How to identify which numbers in a list are within each others' range

Neil Cerutti mr.cerutti at gmail.com
Fri Feb 1 15:34:16 EST 2008


On Feb 1, 2008 3:16 PM, Arnaud Delobelle <arnodel at googlemail.com> wrote:
> On Feb 1, 2:44 pm, "Neil Cerutti" <mr.ceru... at gmail.com> wrote:
> > Here's another contender, basically the same as yours, but spelled
> > without iterators.
> >
> > def overlaps(eranges):
> >     """Determine, from a list of numbers and a +/- range of uncertainty, which
> >     number ranges overlap each other. Return the overlapping range indexes as
> >     a list of  overlapping pairs.
> >
> >     >>> sorted(overlaps(((55, 3), (20, 2), (17, 4), (60, 3))))
> >     [(0, 3), (1, 2)]
> >     """
> >     d = [(r[0] - r[1], r[0] + r[1], i) for i, r in enumerate(eranges)]
> >     d.sort()
> >     rv = []
> >     x = 0
> >     while x < len(d):
> >         minx, maxx, ix = d[x]
> >         y = x+1
> >         while y < len(d):
> >             miny, maxy, iy = d[y]
> >             if miny < maxx:
> >                 rv.append((ix, iy) if ix < iy else (iy, ix))
> >             else:
> >                 break
> >             y += 1
> >         x += 1
> >     return rv
>
> The total number of iterations is 1+2+...+n = n(n+1)/2 (when n is the
> number of intervals) so this has quadratic behaviour regardless of
> input.  See my other post for a 'detailed' analysis of my solution.

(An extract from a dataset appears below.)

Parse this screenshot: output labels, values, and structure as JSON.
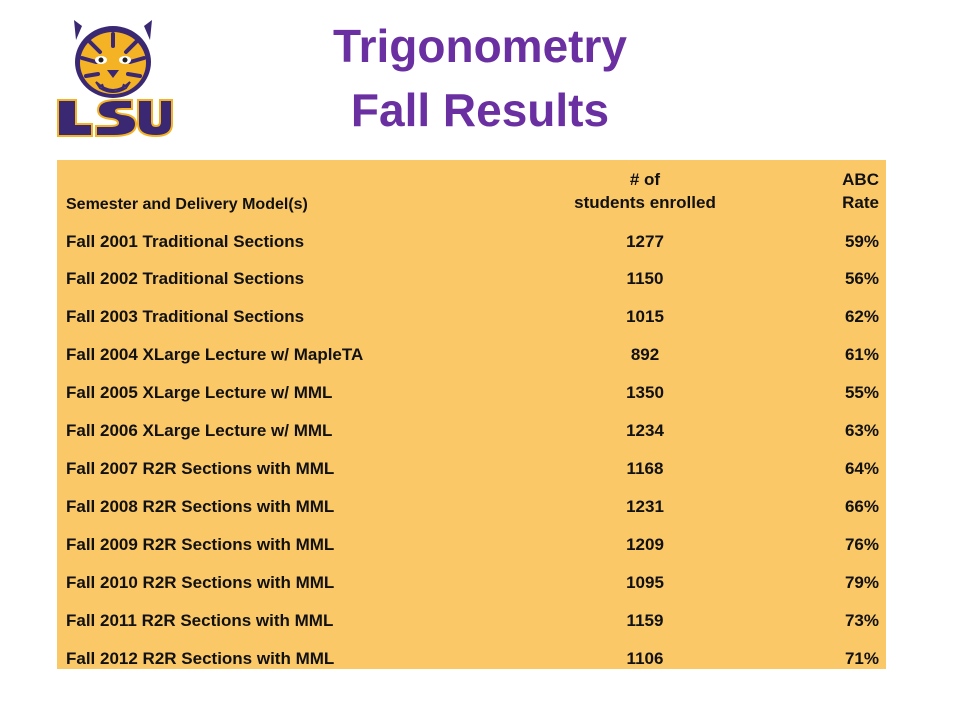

But it breaks out of the inner loop as soon as ranges on the right
cannot overlap. The loop is O(N) for all input if I define N as
"number of overlaps", a pretty reasonable definition--it's madness to
expect to report N overlaps with less than N complexity.

Unless I'm making a silly mistake. Again.